To understand how the GAF domain mutations might impact protein structure and activity, the NifA protein from CI1666 was computationally modeled using AlphaFold (Jumper et al. (2021) Nature 596, 583-589) and the identified frequently mutated lysine and methionine residues were mapped (Figure 27A). K23, an important residue identified in the mutational analysis, was predicted to interface with the ATPase domain, whereas the other lysine and methionine residues were located on the periphery of the GAF domain. While lysines are frequently found in proteins’ active sites and/or binding sites, and the positively charged amino group on the lysine side-chain is often involved in salt-bridges where it pairs with a negatively charged amino acid such as aspartate, the Alphafold predicted protein structure indicated that K23 did not form hydrogen bonds with neighboring residues (Figure 27B). This suggested that K23 might interact with more distant residues during protein conformation changes.

Furthermore, the K23 localized in the same plane as the arginine fingers and a cluster of aspartate residue (E325, E327, E329), which could form hydrogen bonding with K23 (Figure 27C). Therefore, the predicted structure of NifA suggested a role for K23 in regulating the ATPase activity of the AAA+ domain, presumably through hydrogen bonding induced under nitrogen rich conditions.
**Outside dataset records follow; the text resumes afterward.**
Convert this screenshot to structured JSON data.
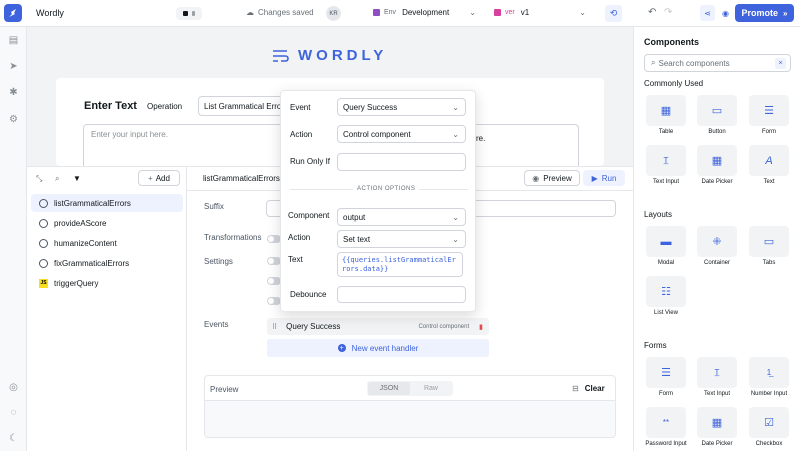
{
  "app": {
    "name": "Wordly",
    "save_status": "Changes saved",
    "user_initials": "KR",
    "env_label": "Env",
    "env_value": "Development",
    "version_label": "ver",
    "version_value": "v1",
    "promote_label": "Promote"
  },
  "canvas": {
    "logo_text": "WORDLY",
    "enter_text_label": "Enter Text",
    "operation_label": "Operation",
    "operation_value": "List Grammatical Errors",
    "input_placeholder": "Enter your input here.",
    "hint_fragment": "re."
  },
  "queries": {
    "add_label": "Add",
    "items": [
      {
        "name": "listGrammaticalErrors",
        "type": "rest"
      },
      {
        "name": "provideAScore",
        "type": "rest"
      },
      {
        "name": "humanizeContent",
        "type": "rest"
      },
      {
        "name": "fixGrammaticalErrors",
        "type": "rest"
      },
      {
        "name": "triggerQuery",
        "type": "js",
        "badge": "JS"
      }
    ],
    "selected_name": "listGrammaticalErrors",
    "preview_label": "Preview",
    "run_label": "Run"
  },
  "editor": {
    "suffix_label": "Suffix",
    "transformations_label": "Transformations",
    "settings_label": "Settings",
    "events_label": "Events",
    "event_row_name": "Query Success",
    "event_row_action": "Control component",
    "new_event_label": "New event handler",
    "preview_title": "Preview",
    "json_tab": "JSON",
    "raw_tab": "Raw",
    "clear_label": "Clear"
  },
  "popover": {
    "event_label": "Event",
    "event_value": "Query Success",
    "action_label": "Action",
    "action_value": "Control component",
    "run_only_if_label": "Run Only If",
    "action_options_title": "ACTION OPTIONS",
    "component_label": "Component",
    "component_value": "output",
    "sub_action_label": "Action",
    "sub_action_value": "Set text",
    "text_label": "Text",
    "text_value": "{{queries.listGrammaticalErrors.data}}",
    "debounce_label": "Debounce"
  },
  "components": {
    "title": "Components",
    "search_placeholder": "Search components",
    "commonly_used_title": "Commonly Used",
    "commonly_used": [
      "Table",
      "Button",
      "Form",
      "Text Input",
      "Date Picker",
      "Text"
    ],
    "layouts_title": "Layouts",
    "layouts": [
      "Modal",
      "Container",
      "Tabs",
      "List View"
    ],
    "forms_title": "Forms",
    "forms": [
      "Form",
      "Text Input",
      "Number Input",
      "Password Input",
      "Date Picker",
      "Checkbox"
    ]
  },
  "colors": {
    "accent": "#3e63dd",
    "selected_bg": "#eef2ff",
    "canvas_bg": "#f1f3f5"
  }
}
Example 5 - Identifying universal and causal SNPs in the GAF domain of NifA that removes self-inhibition

The presence of methionine residues on the outward facing part of the GAF domain suggests a role for these residues in sensing oxygen levels. Work described elsewhere suggested that the sulfur in the methionine side chain could serve as an oxygen sensor (Lim et al. (2019). Neurochemical research, 44(1), 247-257). Since self-repression of NifA is regulated by nitrogen and oxygen levels, the oxygen may be sensed through one or more of the methionine residues in the GAF domain. Further studies are conducted to determine whether substituting such residues with other amino acids lacking sulfur in their side chains renders NifA more resilient to increasing oxygen levels. For example, the methionine corresponding to position 164 of SEQ ID NO: 72 or 73 in a NifA homolog is substituted to a residue lacking sulfer in the side chain. Sulfur lacking amino acid residues can include arginine, histidine, lysine, aspartic acid, glutamic acid, serine, threonine, asparagine, glutamic acid, glycine, proline, alanine, isoleucine, leuciene, phenylalanine, tryptophan, tyrosine, and/or valine. In some cases, the substituted amino acid is selected from isoleucine and threonine.

OTHER EMBODIMENTS

It is to be understood that while the invention has been described in conjunction with the detailed description thereof, the foregoing description is intended to illustrate and not limit the scope of the invention, which is defined by the scope of the appended claims. Other aspects, advantages, and modifications are within the scope of the following claims.